Two weeks of Lent remain. Usually Easter means ham… but this year, I could really use a big, thick steak….

 

 

Lenten Challenge 2013 Day 23: The “..it Just Got Real” Post

I was wondering when this would happen: when the food would run out, now that we no longer have the budget to stockpile. It happened today. Corn oil and olive oil: all gone. Cous cous: one serving left. Potatoes? Gone. Instant brown rice? Thin pasta that cooks quickly? Fresh vegetables? Gone, gone and gone. Well, we still had enough rice to make a decent dinner… but we didn’t have enough time.
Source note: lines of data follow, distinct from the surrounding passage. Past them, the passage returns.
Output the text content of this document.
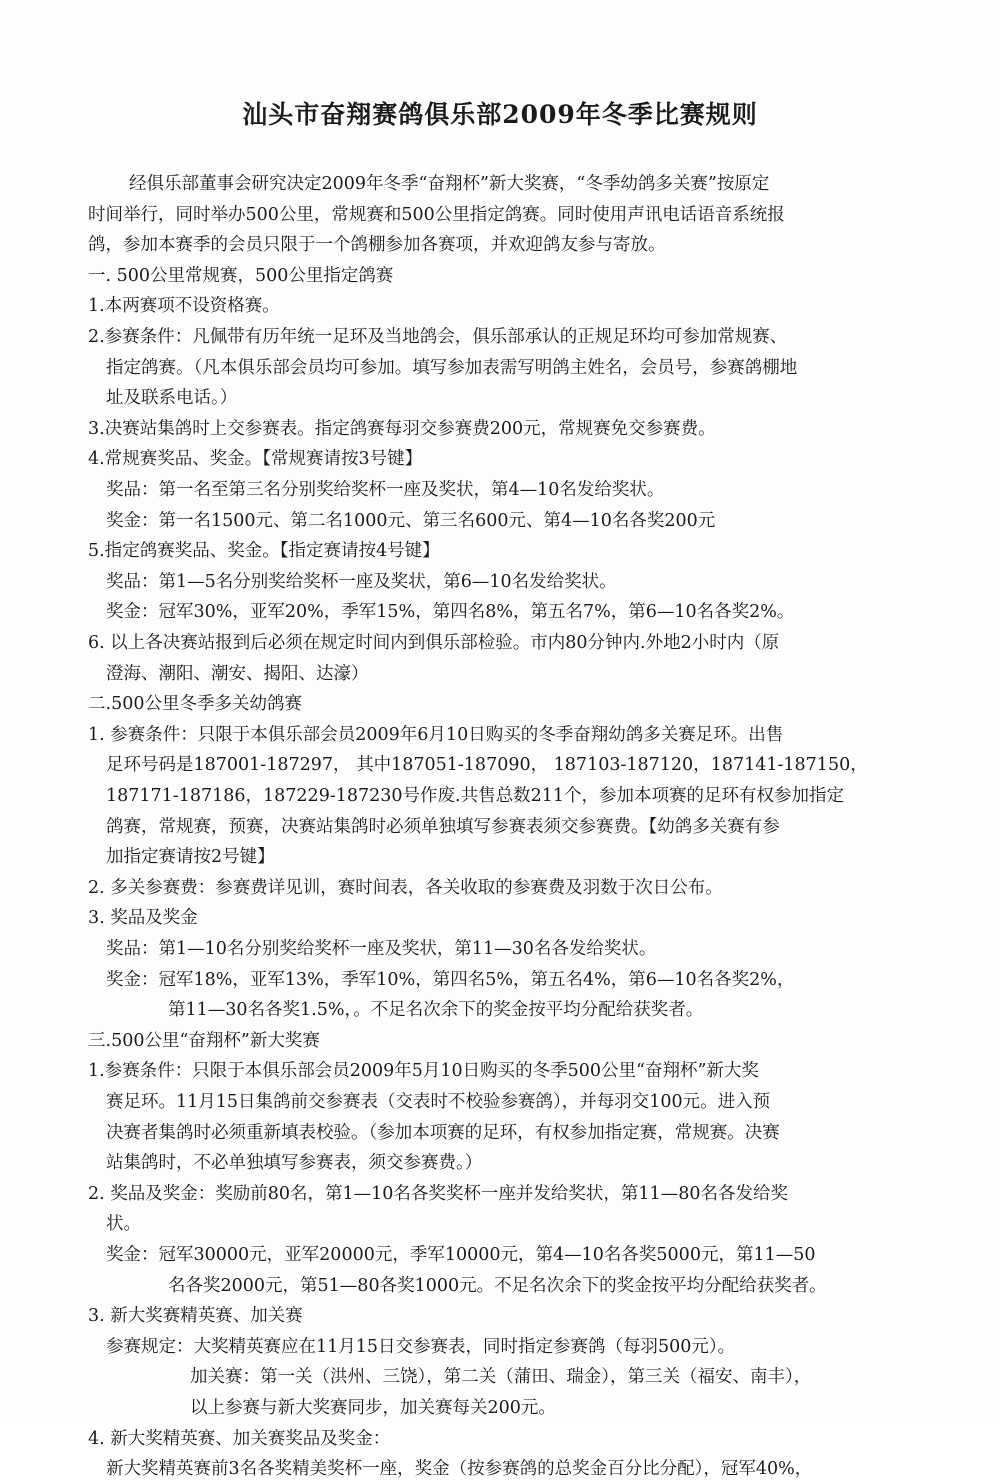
汕头市奋翔赛鸽俱乐部2009年冬季比赛规则
经俱乐部董事会研究决定2009年冬季“奋翔杯”新大奖赛，“冬季幼鸽多关赛”按原定
时间举行，同时举办500公里，常规赛和500公里指定鸽赛。同时使用声讯电话语音系统报
鸽，参加本赛季的会员只限于一个鸽棚参加各赛项，并欢迎鸽友参与寄放。
一. 500公里常规赛，500公里指定鸽赛
1.本两赛项不设资格赛。
2.参赛条件：凡佩带有历年统一足环及当地鸽会，俱乐部承认的正规足环均可参加常规赛、
指定鸽赛。（凡本俱乐部会员均可参加。填写参加表需写明鸽主姓名，会员号，参赛鸽棚地
址及联系电话。）
3.决赛站集鸽时上交参赛表。指定鸽赛每羽交参赛费200元，常规赛免交参赛费。
4.常规赛奖品、奖金。【常规赛请按3号键】
奖品：第一名至第三名分别奖给奖杯一座及奖状，第4—10名发给奖状。
奖金：第一名1500元、第二名1000元、第三名600元、第4—10名各奖200元
5.指定鸽赛奖品、奖金。【指定赛请按4号键】
奖品：第1—5名分别奖给奖杯一座及奖状，第6—10名发给奖状。
奖金：冠军30%，亚军20%，季军15%，第四名8%，第五名7%，第6—10名各奖2%。
6. 以上各决赛站报到后必须在规定时间内到俱乐部检验。市内80分钟内.外地2小时内（原
澄海、潮阳、潮安、揭阳、达濠）
二.500公里冬季多关幼鸽赛
1. 参赛条件：只限于本俱乐部会员2009年6月10日购买的冬季奋翔幼鸽多关赛足环。出售
足环号码是187001-187297， 其中187051-187090， 187103-187120，187141-187150，
187171-187186，187229-187230号作废.共售总数211个，参加本项赛的足环有权参加指定
鸽赛，常规赛，预赛，决赛站集鸽时必须单独填写参赛表须交参赛费。【幼鸽多关赛有参
加指定赛请按2号键】
2. 多关参赛费：参赛费详见训，赛时间表，各关收取的参赛费及羽数于次日公布。
3. 奖品及奖金
奖品：第1—10名分别奖给奖杯一座及奖状，第11—30名各发给奖状。
奖金：冠军18%，亚军13%，季军10%，第四名5%，第五名4%，第6—10名各奖2%，
第11—30名各奖1.5%，。不足名次余下的奖金按平均分配给获奖者。
三.500公里“奋翔杯”新大奖赛
1.参赛条件：只限于本俱乐部会员2009年5月10日购买的冬季500公里“奋翔杯”新大奖
赛足环。11月15日集鸽前交参赛表（交表时不校验参赛鸽），并每羽交100元。进入预
决赛者集鸽时必须重新填表校验。（参加本项赛的足环，有权参加指定赛，常规赛。决赛
站集鸽时，不必单独填写参赛表，须交参赛费。）
2. 奖品及奖金：奖励前80名，第1—10名各奖奖杯一座并发给奖状，第11—80名各发给奖
状。
奖金：冠军30000元，亚军20000元，季军10000元，第4—10名各奖5000元，第11—50
名各奖2000元，第51—80各奖1000元。不足名次余下的奖金按平均分配给获奖者。
3. 新大奖赛精英赛、加关赛
参赛规定：大奖精英赛应在11月15日交参赛表，同时指定参赛鸽（每羽500元）。
加关赛：第一关（洪州、三饶），第二关（蒲田、瑞金），第三关（福安、南丰），
以上参赛与新大奖赛同步，加关赛每关200元。
4. 新大奖精英赛、加关赛奖品及奖金：
新大奖精英赛前3名各奖精美奖杯一座，奖金（按参赛鸽的总奖金百分比分配），冠军40%，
Here’s what we did to stretch out what we have left:

  1. Placed our last three sweet potatoes, scrubbed and pierced, into the slow cooker. As I was making the rest of the dinner, scooped out the insides and let the preschooler mash in some butter and cinnamon sugar.
  2. Found two thin tilapia fillets in the freezer. Took them out to thaw this morning. Sprinkled them with salt, pepper and curry powder, then steamed these in the microwave over one cup of vegetable stock and about half a cup of mead we had in the fridge, waiting for a reason to be gone from this earthly plane. (6 min on high power)
  3. Took the remaining half of a bag of frozen broccoli and the handful of carrot sticks leftover from lunch. Chopped up the carrots and mixed them with the broccoli in a microwave-safe bowl. Took the remaining cup of vegetable stock, poured that into the nearly dead jar of minced garlic. Swished it all around and then poured it all on top of the veggies. Covered and microwaved on high for 8 minutes.
  4. Spread some freezer-burnt bread with butter and garlic powder and pan-toasted it.

Was it luxurious? Was it clever? Was it creative? No. Was it food? Yes. It was also an opportunity to talk to the kids about how many families in our own town have to eat like this all the time, and not by choice: no leftovers, and the grown-ups gave much of their tilapia to the kids.

I was able to get groceries after dinner, so that’s a relief (yay cous cous!), but it was a real eye-opening dinner.